In questi giorni di quarantena, sta girando sui vari social network una campagna promossa da musicisti di vario genere (ma noto una percentuale non indifferente di chitarristi) che, animati da positivo spirito di supporto, si invitano l’un l’altro ad iscriversi ai rispettivi canali di YouTube allo scopo di (cito) “raggiungere 1000 iscritti ed iniziare a monetizzare le visualizzazioni”.
Si tratta di una scemenza, ovviamente. Per una serie di motivi.
Il primo è che se è vero che per la monetizzazione del proprio canale nella della celebre piattaforma di Big G occorrono mille iscritti è anche vero che sono necessarie almeno 4mila ore di visualizzazione negli ultimi dodici mesi. Nell’ambito della musica classica, 4mila ore di visualizzazione in 12 mesi, non è cosa facile.
Superato questo scoglio, è vero, gli incassi arrivano dalle visualizzazioni (millesimi di euro) ma occorrerebbe passare la giornata a guardare i video di cinque/seicento canali per ore per arrivare ad un guadagno medio di 25-30 EUR al mese. (E senza far scendere le ore di visualizzazione, di tutti!, sotto le 4mila). Un gruppo di esseri umani che si ascoltano vicendevolmente per decine di ore per incassare i soldi per un caffè.

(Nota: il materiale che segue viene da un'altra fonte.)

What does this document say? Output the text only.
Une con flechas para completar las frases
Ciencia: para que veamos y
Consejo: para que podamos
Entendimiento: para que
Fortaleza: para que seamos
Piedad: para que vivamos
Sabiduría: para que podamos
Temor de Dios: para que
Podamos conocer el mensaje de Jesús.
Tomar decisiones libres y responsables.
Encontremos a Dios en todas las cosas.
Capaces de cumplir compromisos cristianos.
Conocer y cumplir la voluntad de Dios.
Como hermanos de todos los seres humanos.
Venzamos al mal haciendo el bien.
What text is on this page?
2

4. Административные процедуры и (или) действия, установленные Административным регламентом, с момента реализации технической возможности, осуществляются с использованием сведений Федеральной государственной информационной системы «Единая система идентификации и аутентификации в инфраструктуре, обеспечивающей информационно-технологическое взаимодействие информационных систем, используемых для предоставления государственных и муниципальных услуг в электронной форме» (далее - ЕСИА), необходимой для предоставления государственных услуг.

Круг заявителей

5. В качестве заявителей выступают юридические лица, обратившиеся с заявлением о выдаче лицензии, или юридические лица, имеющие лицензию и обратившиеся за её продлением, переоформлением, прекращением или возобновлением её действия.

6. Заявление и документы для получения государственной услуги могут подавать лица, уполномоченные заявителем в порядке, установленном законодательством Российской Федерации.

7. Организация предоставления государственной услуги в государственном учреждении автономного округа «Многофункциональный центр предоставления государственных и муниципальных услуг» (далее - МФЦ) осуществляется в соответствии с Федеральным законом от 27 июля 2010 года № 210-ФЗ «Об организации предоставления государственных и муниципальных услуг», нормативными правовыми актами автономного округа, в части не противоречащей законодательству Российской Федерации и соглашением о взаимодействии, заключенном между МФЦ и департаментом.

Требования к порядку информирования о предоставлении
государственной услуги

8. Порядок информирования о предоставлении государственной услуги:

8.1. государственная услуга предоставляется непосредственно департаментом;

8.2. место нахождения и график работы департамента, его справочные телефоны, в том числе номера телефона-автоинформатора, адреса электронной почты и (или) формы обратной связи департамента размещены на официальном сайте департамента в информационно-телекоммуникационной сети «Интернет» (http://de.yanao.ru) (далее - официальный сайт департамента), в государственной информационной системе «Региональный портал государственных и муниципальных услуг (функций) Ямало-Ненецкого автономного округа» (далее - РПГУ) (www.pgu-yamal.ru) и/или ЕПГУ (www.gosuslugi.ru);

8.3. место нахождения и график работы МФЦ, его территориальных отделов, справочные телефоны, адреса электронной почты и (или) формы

Ma ipotizzando di poter superare anche questo scoglio, noto che c’è ancora qualcuno che dopo trent’anni di studio, due di preparazione di tutti i dettagli timbrici ed interpretativi di una Sonata – che so – di César Franck per violino e pianoforte pensa sia possibile possibile raggiungere una tale quantità di visualizzazioni su YouTube (o Vimeo o qualsiasi altra piattaforma di condivisione di contenuti multimediali) che gli consenta di guadagnare qualcosa. È proprio vero: mai sottovalutare il potere della negazione.
Ultimo dettaglietto che vi farà accapponare la pelle: se mandate online un contenuto di una vostra interpretazione di un brano presente in qualche CD già pubblicato, il mostruoso algoritmo di controllo di YouTube intercetta l’onda audio, la paragona con i contenuti protetti e.. BLAM! vi comunica gentilmente che il contenuto che avete pubblicato è protetto dai diritti di autore, anche se il brano è scritto nel Cinquecento, anche se lo avete suonato voi nel vostro salotto. Dovrete avviare una pratica con la quale dichiarate che la registrazione è vostra, che i contenuti sono vostri e che il brano è di pubblico dominio.
Ah, dimenticavo, se il brano è di un autore le cui opere sono ancora protette (non è deceduto da oltre 70 anni) non beccate nemmeno un cent.
Per esempio, la mia interpretazione de “El Arpa del Guerrero” tratta dal Decameron Negro di Leo Brouwer è stata bloccata da YouTube nel calcolo della monetizzazione perché l’opera è registrata in SGAE.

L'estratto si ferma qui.